Although there have been disputes about where gypsies and travellers should camp, when some places may have been unsuitable, the legislation criminalises all camping, even when causing no problems. This will be true, even by gypsies stopping overnight in one caravan at the side of the road (as discussed by Ed Stafford).
Punishment could be extreme: the confiscation of the caravan which is the family’s home. Stafford also discusses how impossible it would be for gypsies, sometimes using horse-drawn caravans, to reach the annual horse fair in Appleby, if they couldn’t get there in one day.
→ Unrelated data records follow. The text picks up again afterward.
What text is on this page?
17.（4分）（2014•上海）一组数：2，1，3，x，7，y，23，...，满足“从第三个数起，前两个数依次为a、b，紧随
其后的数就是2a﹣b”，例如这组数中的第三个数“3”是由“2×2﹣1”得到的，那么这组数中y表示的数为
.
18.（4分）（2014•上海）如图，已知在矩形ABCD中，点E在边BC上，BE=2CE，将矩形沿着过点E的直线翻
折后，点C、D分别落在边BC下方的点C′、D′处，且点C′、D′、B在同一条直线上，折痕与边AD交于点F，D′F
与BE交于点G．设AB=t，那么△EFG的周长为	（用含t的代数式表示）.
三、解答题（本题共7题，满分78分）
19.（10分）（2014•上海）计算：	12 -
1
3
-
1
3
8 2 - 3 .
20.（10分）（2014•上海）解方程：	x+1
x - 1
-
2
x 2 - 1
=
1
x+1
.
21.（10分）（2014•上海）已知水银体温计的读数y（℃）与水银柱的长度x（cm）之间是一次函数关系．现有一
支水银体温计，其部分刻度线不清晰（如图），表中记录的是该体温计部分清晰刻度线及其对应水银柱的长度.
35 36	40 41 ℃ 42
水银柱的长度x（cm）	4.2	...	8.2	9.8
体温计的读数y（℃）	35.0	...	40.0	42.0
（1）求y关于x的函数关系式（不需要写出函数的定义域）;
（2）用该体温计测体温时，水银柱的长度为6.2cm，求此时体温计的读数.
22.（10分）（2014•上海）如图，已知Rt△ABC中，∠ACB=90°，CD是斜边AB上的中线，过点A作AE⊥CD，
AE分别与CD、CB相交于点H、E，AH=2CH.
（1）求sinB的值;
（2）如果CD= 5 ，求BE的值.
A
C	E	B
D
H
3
This would clearly be a destruction of their traditional way of life.
Furthermore, even when gypsies are able to buy land and hope to settle on it to avoid conflict, they are very rarely given planning permission.
There is a better way
Research by Samuel Burgum and Ryan Powell of Birmingham and Sheffield Universities pointed to a much better way of dealing with the friction between campers and the bricks-and-mortar population who are objecting to them.
They say gypsy and traveller “encampments are equated with stereotypes of crime and antisocial behaviour” and regarded “as a threat to property that trumps any right to travel.” Decades of under-provision of sites, which has been driving unauthorised encampments, and anti-gypsy and traveller racism driving this deficit are also damaging, a key barrier to new site development.
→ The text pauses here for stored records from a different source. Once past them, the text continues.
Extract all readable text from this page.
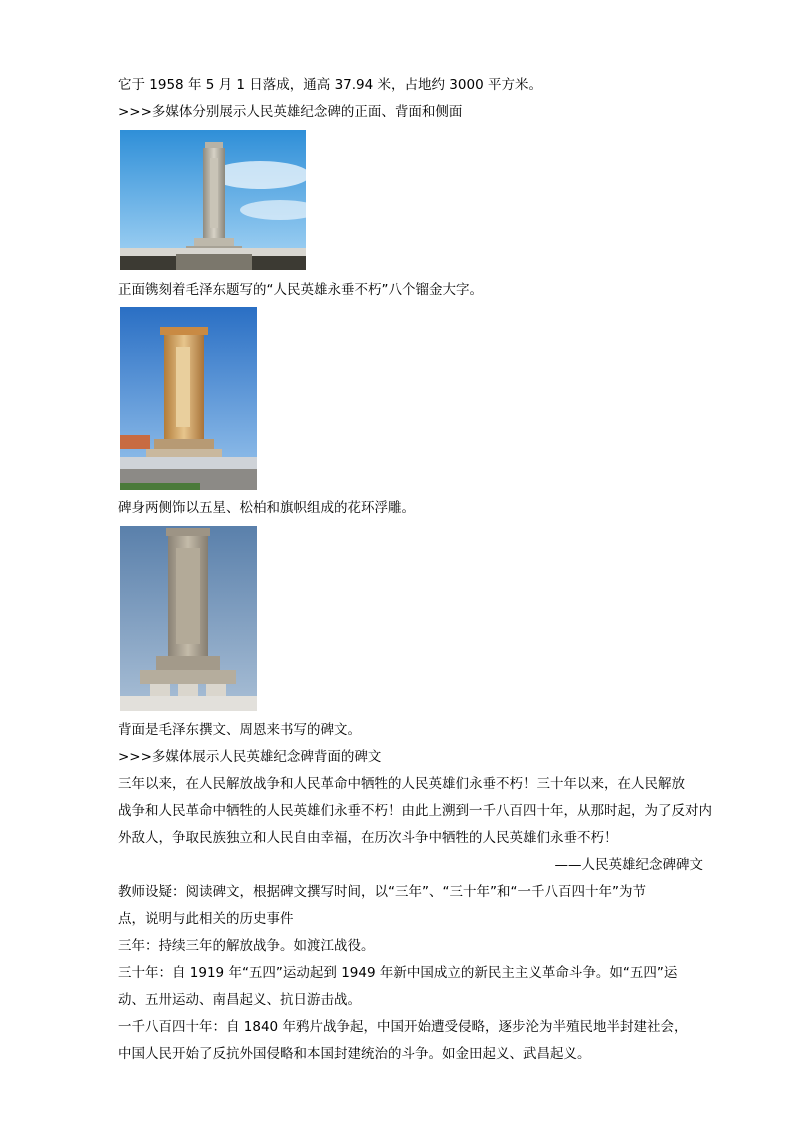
它于 1958 年 5 月 1 日落成，通高 37.94 米，占地约 3000 平方米。
>>>多媒体分别展示人民英雄纪念碑的正面、背面和侧面
正面镌刻着毛泽东题写的“人民英雄永垂不朽”八个镏金大字。
碑身两侧饰以五星、松柏和旗帜组成的花环浮雕。
背面是毛泽东撰文、周恩来书写的碑文。
>>>多媒体展示人民英雄纪念碑背面的碑文
三年以来，在人民解放战争和人民革命中牺牲的人民英雄们永垂不朽！三十年以来，在人民解放
战争和人民革命中牺牲的人民英雄们永垂不朽！由此上溯到一千八百四十年，从那时起，为了反对内
外敌人，争取民族独立和人民自由幸福，在历次斗争中牺牲的人民英雄们永垂不朽！
——人民英雄纪念碑碑文
教师设疑：阅读碑文，根据碑文撰写时间，以“三年”、“三十年”和“一千八百四十年”为节
点，说明与此相关的历史事件
三年：持续三年的解放战争。如渡江战役。
三十年：自 1919 年“五四”运动起到 1949 年新中国成立的新民主主义革命斗争。如“五四”运
动、五卅运动、南昌起义、抗日游击战。
一千八百四十年：自 1840 年鸦片战争起，中国开始遭受侵略，逐步沦为半殖民地半封建社会，
中国人民开始了反抗外国侵略和本国封建统治的斗争。如金田起义、武昌起义。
But Burgum and Powell point out that there is a better way:
“There is a proven and cost-effective alternative that can foster a better relationship between nomadic Gypsies and Travellers and their temporary neighbours. “Negotiated stopping” involves an agreement between roadside families, neighbours and the local authority around acceptable use of a space and length of stay (usually around 28 days). In return, the local authority provides the same infrastructure they would for any citizens, such as sewerage (portaloos), wheelie bins and water access where possible.
The approach was pioneered in Leeds by Gypsy and Traveller organisation Leeds Gate. It is producing estimated savings of around £200,000 per year for the local authority and police force combined.”
Now isn’t that a better way for everybody?